Your minister and the “spiritual healer” have conflicting views of how the world works. They cannot both be correct. Let us start with your minister. He will tell you that there is such a thing as sin, or offense against God. God has standards of right and wrong and when the standards are broken, not only is there offense against God but also against our fellow men and women. The offenses against people are injustices, not sins against other people. Moral virtues have been created by God (your minister will tell you) as ways of dealing with offenses against other people. Two primary virtues are justice and forgiveness. When a person sins against God, he or she usually commits an injustice against persons, and we try to right the wrong by engaging in the moral virtue of justice.

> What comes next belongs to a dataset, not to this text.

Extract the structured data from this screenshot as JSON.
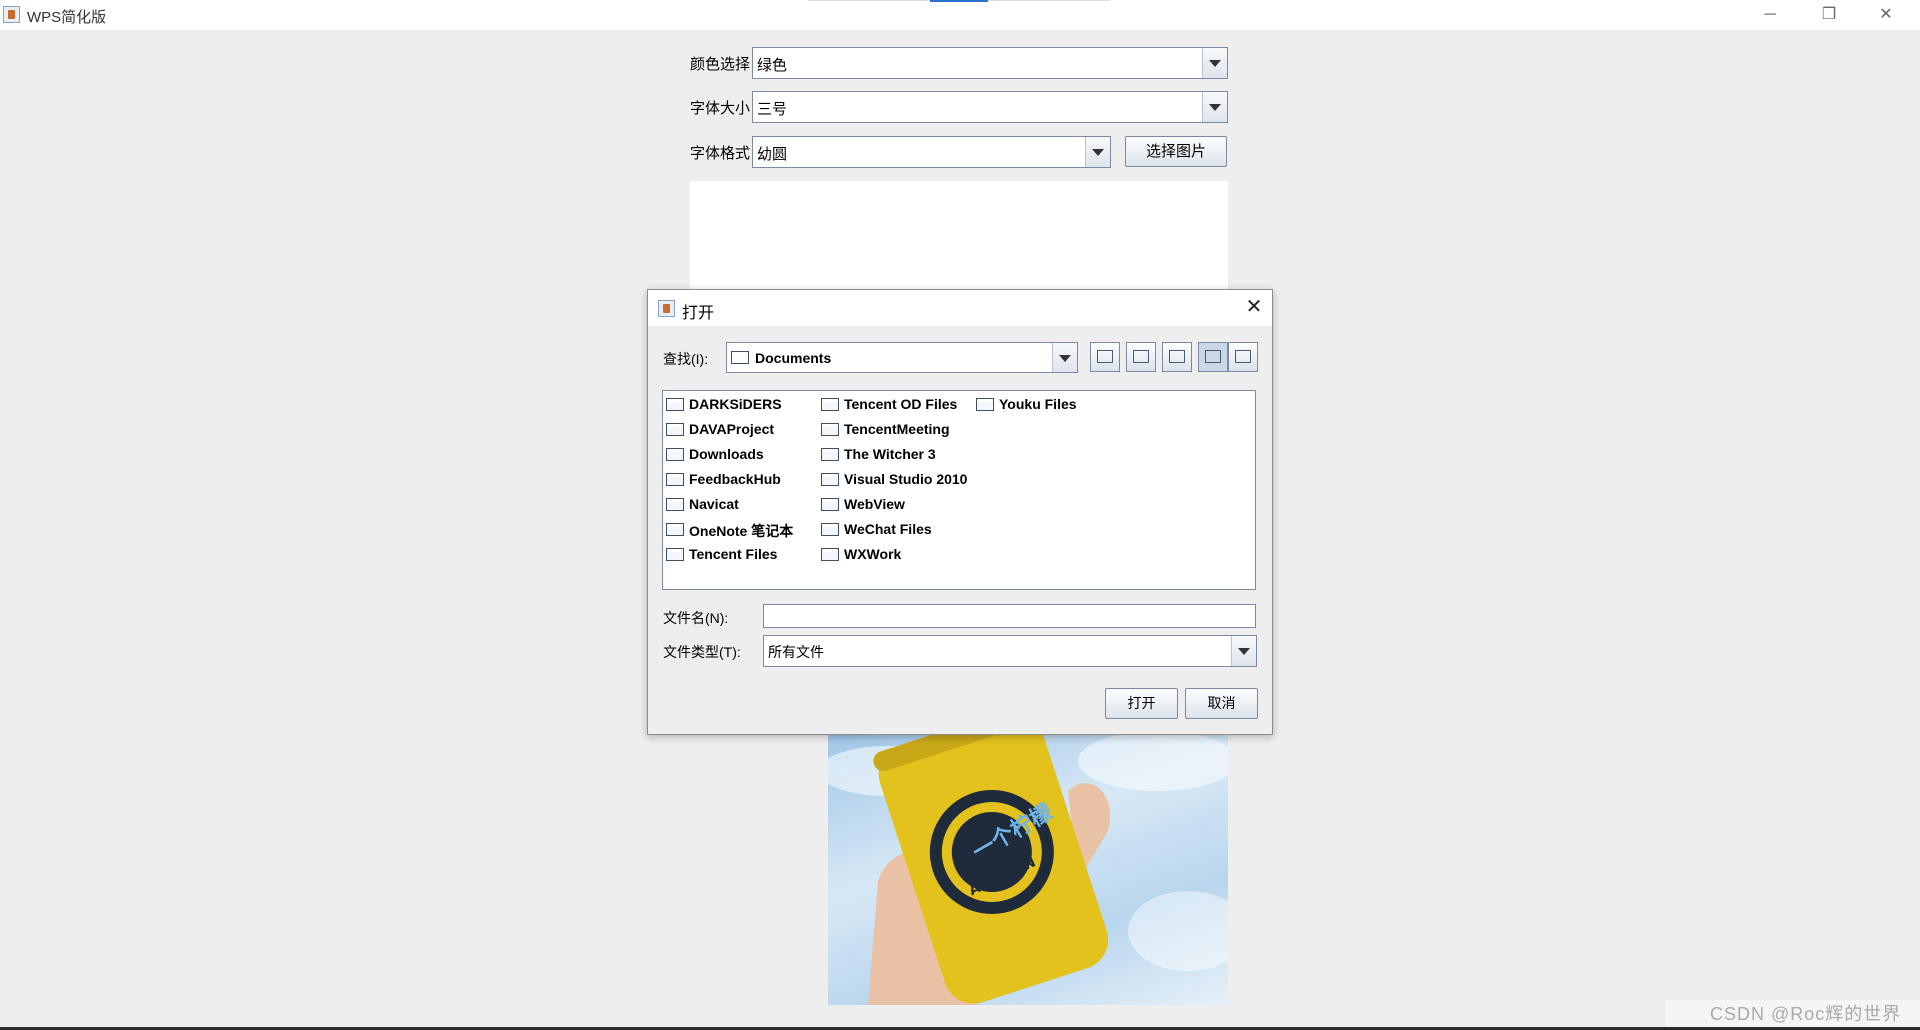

We try to deal with the consequences of injustice through forgiveness. Thus, justice (righting a wrong) and forgiveness (responding to the consequences of injustice) exist side by side.

The “spiritual healer” seems to espouse New Age beliefs. The gist is that love is at the center of the universe and it so dominates that there is no sin because there is no God-as-a-person (or as a trinity of Persons). If there is no personified God, then there is no sin (because there is no divine Person to go against). If there is no sin, then there is no injustice. If there is no injustice then there is no need of forgiveness. What, then, of all of our disappointments with how others act? Those misbehaviors are actually mistakes (according to New Age beliefs) coupled with our mistaken notion that the person has sinned and been unjust. One is to see mistakes where your minister sees sins and injustices.

Here now is your dilemma: Do you think it is a good idea to say that all of your father’s behaviors toward you, which scarred you both physically and emotionally, are mistakes on his part? Do you think it is a good idea to say that your seeing injustice in your father is a mistaken thought on your part? If so, then the burden is on you to change your thought. If the “spiritual healer” is incorrect, then you will be fighting against your natural inclination to label as unjust what your father did to you. You will not have recourse to forgiveness.

You cannot choose both world views without living a contradiction. You now have a fork in the road of your life’s journey.